In eerdere voorstellingen onderzocht Davy Pieters de invloed van de huidige beeldcultuur op onze samenleving. Zo keek zij in Re-enactment of the Now vanuit de toekomst terug op 2016. In What We Leave Behind doet ze samen met zestien performers precies het tegenovergestelde: hoe bepalen beelden uit het verleden hoe we naar het hier en nu kijken? En specifieker: hoe bepalen iconische schilderijen, film- en nieuwsbeelden hoe we interpreteren wat we zien?

Hoewel de performance een lange lijn in zich heeft, wordt de basis gevormd door een aantal losse scènes die met elkaar gemeen hebben dat ze starten vanuit een bewegingloos lichaam, of dat nu op de speelvloer ligt of op een pallet wordt binnengereden. Wanneer dat lichaam in beweging komt, ontstaan als vanzelf nieuwe beelden die een ander licht werpen op wat je in eerste instantie denkt te zien. Een dansfeest verandert in verbeten rondjes rennen en een massale vechtpartij. We zien een eenling vertwijfeld tegen de massa inlopen, maar even later ook een demonstratie waarbij ordebewakers op alle mogelijke manieren geprovoceerd worden.

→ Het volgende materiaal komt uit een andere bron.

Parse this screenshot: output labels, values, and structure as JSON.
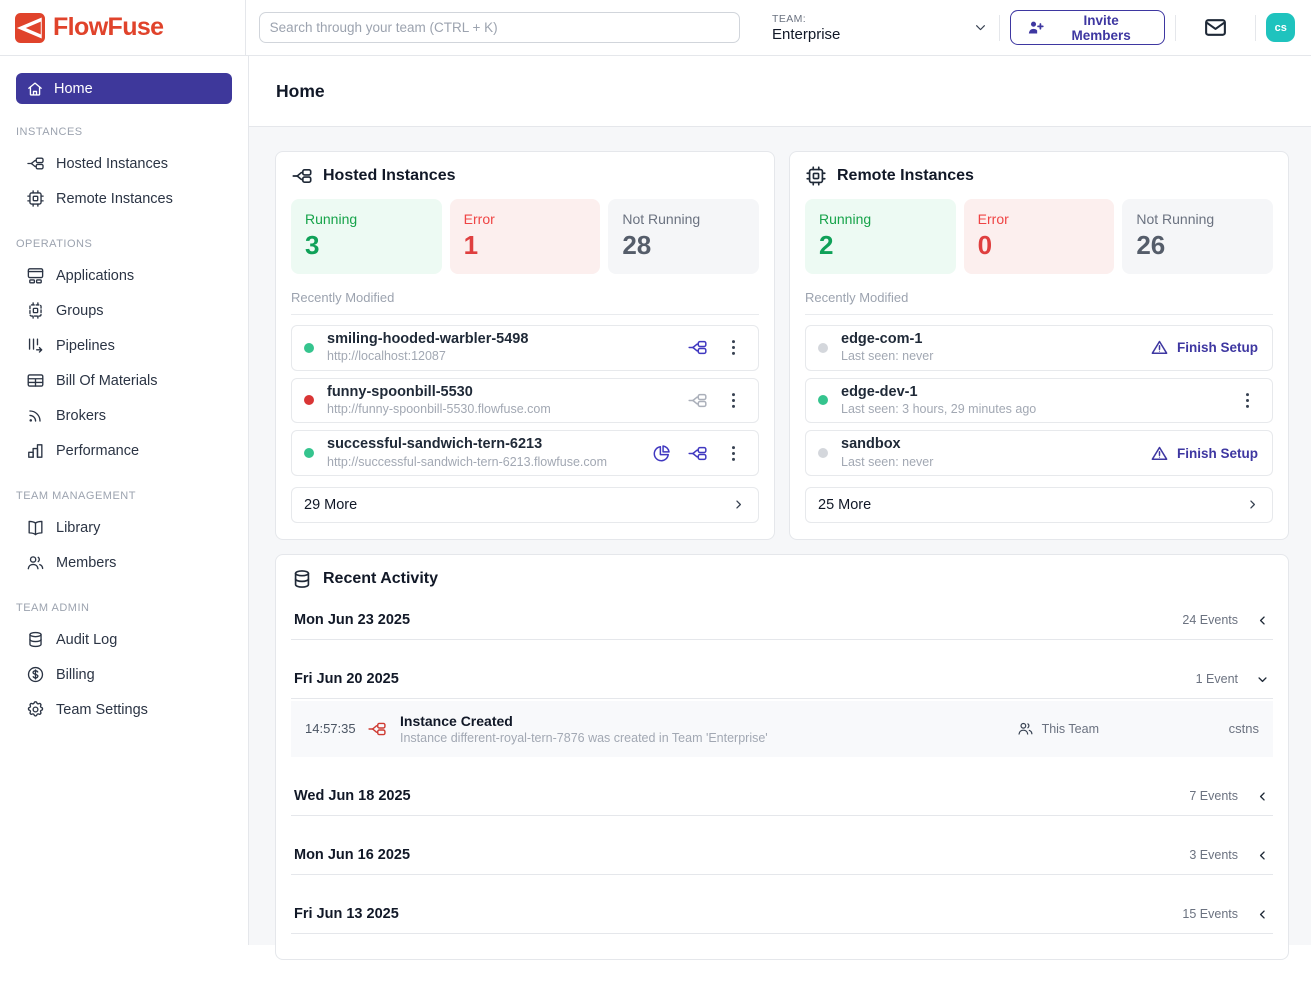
{
  "brand": {
    "name": "FlowFuse",
    "color": "#E0432B"
  },
  "colors": {
    "accent_indigo": "#3E37A1",
    "icon_indigo": "#4038C0",
    "running_green": "#16A34A",
    "error_red": "#EF4444",
    "avatar_teal": "#1FC3BE"
  },
  "header": {
    "search_placeholder": "Search through your team (CTRL + K)",
    "team_label": "TEAM:",
    "team_name": "Enterprise",
    "invite_button": "Invite Members",
    "avatar_initials": "cs"
  },
  "sidebar": {
    "home_label": "Home",
    "sections": [
      {
        "title": "INSTANCES",
        "items": [
          {
            "label": "Hosted Instances",
            "icon": "projects"
          },
          {
            "label": "Remote Instances",
            "icon": "chip"
          }
        ]
      },
      {
        "title": "OPERATIONS",
        "items": [
          {
            "label": "Applications",
            "icon": "apps"
          },
          {
            "label": "Groups",
            "icon": "groups"
          },
          {
            "label": "Pipelines",
            "icon": "pipelines"
          },
          {
            "label": "Bill Of Materials",
            "icon": "table"
          },
          {
            "label": "Brokers",
            "icon": "rss"
          },
          {
            "label": "Performance",
            "icon": "chart"
          }
        ]
      },
      {
        "title": "TEAM MANAGEMENT",
        "items": [
          {
            "label": "Library",
            "icon": "book"
          },
          {
            "label": "Members",
            "icon": "users"
          }
        ]
      },
      {
        "title": "TEAM ADMIN",
        "items": [
          {
            "label": "Audit Log",
            "icon": "db"
          },
          {
            "label": "Billing",
            "icon": "dollar"
          },
          {
            "label": "Team Settings",
            "icon": "gear"
          }
        ]
      }
    ]
  },
  "page": {
    "title": "Home"
  },
  "hosted": {
    "title": "Hosted Instances",
    "recently_modified_label": "Recently Modified",
    "stats": [
      {
        "label": "Running",
        "value": "3",
        "type": "running"
      },
      {
        "label": "Error",
        "value": "1",
        "type": "error"
      },
      {
        "label": "Not Running",
        "value": "28",
        "type": "idle"
      }
    ],
    "items": [
      {
        "name": "smiling-hooded-warbler-5498",
        "url": "http://localhost:12087",
        "status": "running",
        "icons": [
          "node-red",
          "kebab"
        ]
      },
      {
        "name": "funny-spoonbill-5530",
        "url": "http://funny-spoonbill-5530.flowfuse.com",
        "status": "error",
        "icons": [
          "node-red-disabled",
          "kebab"
        ]
      },
      {
        "name": "successful-sandwich-tern-6213",
        "url": "http://successful-sandwich-tern-6213.flowfuse.com",
        "status": "running",
        "icons": [
          "dashboard",
          "node-red",
          "kebab"
        ]
      }
    ],
    "more": "29 More"
  },
  "remote": {
    "title": "Remote Instances",
    "recently_modified_label": "Recently Modified",
    "finish_setup_label": "Finish Setup",
    "stats": [
      {
        "label": "Running",
        "value": "2",
        "type": "running"
      },
      {
        "label": "Error",
        "value": "0",
        "type": "error"
      },
      {
        "label": "Not Running",
        "value": "26",
        "type": "idle"
      }
    ],
    "items": [
      {
        "name": "edge-com-1",
        "last_seen": "Last seen: never",
        "status": "never",
        "action": "finish-setup"
      },
      {
        "name": "edge-dev-1",
        "last_seen": "Last seen: 3 hours, 29 minutes ago",
        "status": "running",
        "action": "menu"
      },
      {
        "name": "sandbox",
        "last_seen": "Last seen: never",
        "status": "never",
        "action": "finish-setup"
      }
    ],
    "more": "25 More"
  },
  "activity": {
    "title": "Recent Activity",
    "groups": [
      {
        "date": "Mon Jun 23 2025",
        "events_label": "24 Events",
        "expanded": false
      },
      {
        "date": "Fri Jun 20 2025",
        "events_label": "1 Event",
        "expanded": true,
        "events": [
          {
            "time": "14:57:35",
            "title": "Instance Created",
            "description": "Instance different-royal-tern-7876 was created in Team 'Enterprise'",
            "scope": "This Team",
            "user": "cstns"
          }
        ]
      },
      {
        "date": "Wed Jun 18 2025",
        "events_label": "7 Events",
        "expanded": false
      },
      {
        "date": "Mon Jun 16 2025",
        "events_label": "3 Events",
        "expanded": false
      },
      {
        "date": "Fri Jun 13 2025",
        "events_label": "15 Events",
        "expanded": false
      }
    ]
  }
}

Centraal staan twee indrukwekkende mimeperformances rond twee iconisch geworden schilderijen. In de eerste wordt een roerloos lichaam in allerlei houdingen ‘gekneed’, met meerdere malen een resultaat dat de kunstenaar niet bevalt, totdat uiteindelijk het beeld ontstaat dat we onmiddellijk herkennen als De schreeuw van Edvard Munch en de andere spelers de rol aannemen van bezoekers in een museum of suppoost.

Het tweede beeld ontstaat meer autonoom nadat de neergezette als poppen neergezette lichamen zich als in slow motion naar elkaar toe bewegen om zo Het vlot van de Medusa van Théodore Géricault te vormen. Dat schilderij is een statische en gestileerde weergave van een historische gebeurtenis, maar in de regie van Pieters ontwikkelt dit beeld zich tot een organische massa, waarin elke performer voortdurend van plaats en rol verandert.

Vernuftig voorziet Pieters dit alles van een extra laag door het publiek enkele scènes nogmaals, maar dan sneller gespeeld te laten zien, waarbij als vanzelf wat we voor de tweede maal zien gekleurd is door wat we al eerder zagen, ondanks de wel degelijk zeer grote verschillen, die variëren van het ontbreken van een housebeat, minder of juist meer performers, die brengen of juist weghalen. Ietwat plagerig loopt de voorstelling vlak voor deze herhalingen zelfs al vooruit op het obligate slotapplaus als de spelers op driekwart van de voorstelling op stoelen aan de zijkant plaatsnemen, naar het publiek kijken en uit het niets losbarsten in een staande ovatie.

In tegenstelling tot eerdere voorstellingen mist What We Leave Behind echter urgentie. Hoe fraai de verschillende beelden ook zijn, hoe energiek het spel van de jonge spelers ook is, het is te weinig om tachtig minuten te blijven boeien.